This paper introduces DroidBot-GPT, a tool that utilizes GPT-like large language models (LLMs) to automate the interactions with Android mobile applications. Given a natural language description of a desired task, DroidBot-GPT can automatically generate and execute actions that navigate the app to complete the task.
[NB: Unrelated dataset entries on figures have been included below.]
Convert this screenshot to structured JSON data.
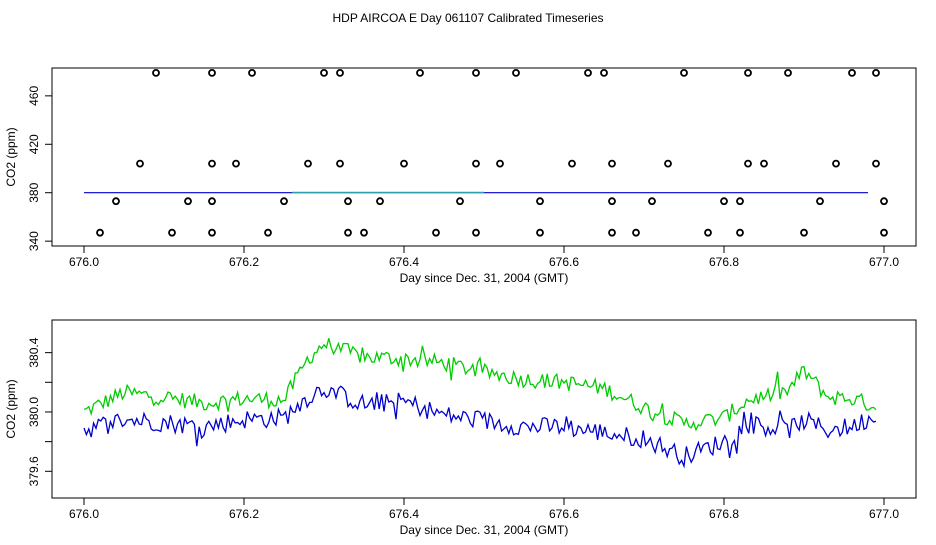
{
  "figure_title": "HDP AIRCOA E  Day 061107  Calibrated Timeseries",
  "colors": {
    "axis": "#000000",
    "blue": "#0000cc",
    "green": "#00cc00",
    "teal": "#2f9faf"
  },
  "chart_data": [
    {
      "id": "top",
      "type": "line",
      "title": "",
      "xlabel": "Day since Dec. 31, 2004 (GMT)",
      "ylabel": "CO2 (ppm)",
      "xlim": [
        675.96,
        677.04
      ],
      "ylim": [
        336,
        483
      ],
      "xticks": [
        676.0,
        676.2,
        676.4,
        676.6,
        676.8,
        677.0
      ],
      "xtick_labels": [
        "676.0",
        "676.2",
        "676.4",
        "676.6",
        "676.8",
        "677.0"
      ],
      "yticks": [
        340,
        380,
        420,
        460
      ],
      "ytick_labels": [
        "340",
        "380",
        "420",
        "460"
      ],
      "series": [
        {
          "name": "calibrated CO2 (blue)",
          "style": "line",
          "color": "#0000cc",
          "x": [
            676.0,
            676.98
          ],
          "y": [
            380.0,
            380.0
          ]
        },
        {
          "name": "calibrated CO2 (teal)",
          "style": "line",
          "color": "#2f9faf",
          "x": [
            676.26,
            676.5
          ],
          "y": [
            380.3,
            380.3
          ]
        },
        {
          "name": "calibration standard points",
          "style": "points",
          "color": "#000000",
          "points": [
            [
              676.09,
              479
            ],
            [
              676.16,
              479
            ],
            [
              676.21,
              479
            ],
            [
              676.3,
              479
            ],
            [
              676.32,
              479
            ],
            [
              676.42,
              479
            ],
            [
              676.49,
              479
            ],
            [
              676.54,
              479
            ],
            [
              676.63,
              479
            ],
            [
              676.65,
              479
            ],
            [
              676.75,
              479
            ],
            [
              676.83,
              479
            ],
            [
              676.88,
              479
            ],
            [
              676.96,
              479
            ],
            [
              676.99,
              479
            ],
            [
              676.07,
              404
            ],
            [
              676.16,
              404
            ],
            [
              676.19,
              404
            ],
            [
              676.28,
              404
            ],
            [
              676.32,
              404
            ],
            [
              676.4,
              404
            ],
            [
              676.49,
              404
            ],
            [
              676.52,
              404
            ],
            [
              676.61,
              404
            ],
            [
              676.66,
              404
            ],
            [
              676.73,
              404
            ],
            [
              676.83,
              404
            ],
            [
              676.85,
              404
            ],
            [
              676.94,
              404
            ],
            [
              676.99,
              404
            ],
            [
              676.04,
              373
            ],
            [
              676.13,
              373
            ],
            [
              676.16,
              373
            ],
            [
              676.25,
              373
            ],
            [
              676.33,
              373
            ],
            [
              676.37,
              373
            ],
            [
              676.47,
              373
            ],
            [
              676.57,
              373
            ],
            [
              676.66,
              373
            ],
            [
              676.71,
              373
            ],
            [
              676.8,
              373
            ],
            [
              676.82,
              373
            ],
            [
              676.92,
              373
            ],
            [
              677.0,
              373
            ],
            [
              676.02,
              347
            ],
            [
              676.11,
              347
            ],
            [
              676.16,
              347
            ],
            [
              676.23,
              347
            ],
            [
              676.33,
              347
            ],
            [
              676.35,
              347
            ],
            [
              676.44,
              347
            ],
            [
              676.49,
              347
            ],
            [
              676.57,
              347
            ],
            [
              676.66,
              347
            ],
            [
              676.69,
              347
            ],
            [
              676.78,
              347
            ],
            [
              676.82,
              347
            ],
            [
              676.9,
              347
            ],
            [
              677.0,
              347
            ]
          ]
        }
      ]
    },
    {
      "id": "bottom",
      "type": "line",
      "title": "",
      "xlabel": "Day since Dec. 31, 2004 (GMT)",
      "ylabel": "CO2 (ppm)",
      "xlim": [
        675.96,
        677.04
      ],
      "ylim": [
        379.42,
        380.62
      ],
      "xticks": [
        676.0,
        676.2,
        676.4,
        676.6,
        676.8,
        677.0
      ],
      "xtick_labels": [
        "676.0",
        "676.2",
        "676.4",
        "676.6",
        "676.8",
        "677.0"
      ],
      "yticks": [
        379.6,
        379.8,
        380.0,
        380.2,
        380.4
      ],
      "ytick_labels": [
        "379.6",
        "",
        "380.0",
        "",
        "380.4"
      ],
      "series": [
        {
          "name": "series A (green)",
          "color": "#00cc00",
          "x": [
            676.0,
            676.05,
            676.1,
            676.15,
            676.2,
            676.25,
            676.28,
            676.3,
            676.35,
            676.4,
            676.45,
            676.5,
            676.55,
            676.6,
            676.65,
            676.7,
            676.75,
            676.8,
            676.83,
            676.88,
            676.9,
            676.93,
            676.96,
            676.99
          ],
          "y": [
            380.0,
            380.13,
            380.1,
            380.06,
            380.09,
            380.08,
            380.36,
            380.46,
            380.37,
            380.36,
            380.33,
            380.27,
            380.22,
            380.2,
            380.16,
            380.03,
            379.92,
            379.96,
            380.08,
            380.14,
            380.28,
            380.1,
            380.09,
            380.04
          ]
        },
        {
          "name": "series B (blue)",
          "color": "#0000cc",
          "x": [
            676.0,
            676.05,
            676.1,
            676.15,
            676.2,
            676.25,
            676.28,
            676.3,
            676.35,
            676.4,
            676.45,
            676.5,
            676.55,
            676.6,
            676.65,
            676.7,
            676.75,
            676.8,
            676.83,
            676.88,
            676.9,
            676.93,
            676.96,
            676.99
          ],
          "y": [
            379.88,
            379.95,
            379.93,
            379.9,
            379.95,
            379.96,
            380.1,
            380.16,
            380.05,
            380.07,
            379.98,
            379.94,
            379.9,
            379.9,
            379.86,
            379.82,
            379.7,
            379.8,
            379.92,
            379.88,
            379.94,
            379.88,
            379.9,
            379.98
          ]
        }
      ]
    }
  ]
}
It works by translating the app GUI state information and the available actions on the smartphone screen to natural language prompts and asking the LLM to make a choice of actions. Since the LLM is typically trained on a large amount of data including the how-to manuals of diverse software applications, it has the ability to make reasonable choices of actions based on the provided information. We evaluate DroidBot-GPT with a self-created dataset that contains 33 tasks collected from 17 Android applications spanning 10 categories. It can successfully complete 39.39% of the tasks, and the average partial completion progress is about 66.76%. Given the fact that our method is fully unsupervised (no modification required from both the app and the LLM), we believe there is great potential to enhance automation performance with better app development paradigms and/or custom model training.
翻译:----
本文介绍了 DroidBot-GPT,一种利用类似于 GPT 的大型语言模型 (LLMs) 自动操作 Android 移动应用程序的工具。给定所需任务的自然语言描述,DroidBot-GPT 可以自动生成并执行操作,以导航应用程序并完成任务。它通过将应用 GUI 状态信息和智能手机屏幕上的可用操作转化为自然语言提示,然后要求 LLM 根据提供的信息进行操作选择。由于 LLM 通常是在包括不同软件应用程序的使用手册在内的大量数据上进行训练的,因此它具有根据所提供的信息做出合理操作选择的能力。我们使用自己创建的数据集对 DroidBot-GPT 进行评估,该数据集包含来自 10 个类别的 17 个 Android 应用程序的 33 个任务。它能够成功完成 39.39% 的任务,并且平均部分完成进度约为 66.76%。鉴于我们的方法完全无监督(不需要修改应用程序和 LLM),我们认为可以通过更好的应用程序开发范例和/或自定义模型训练来提高自动化性能。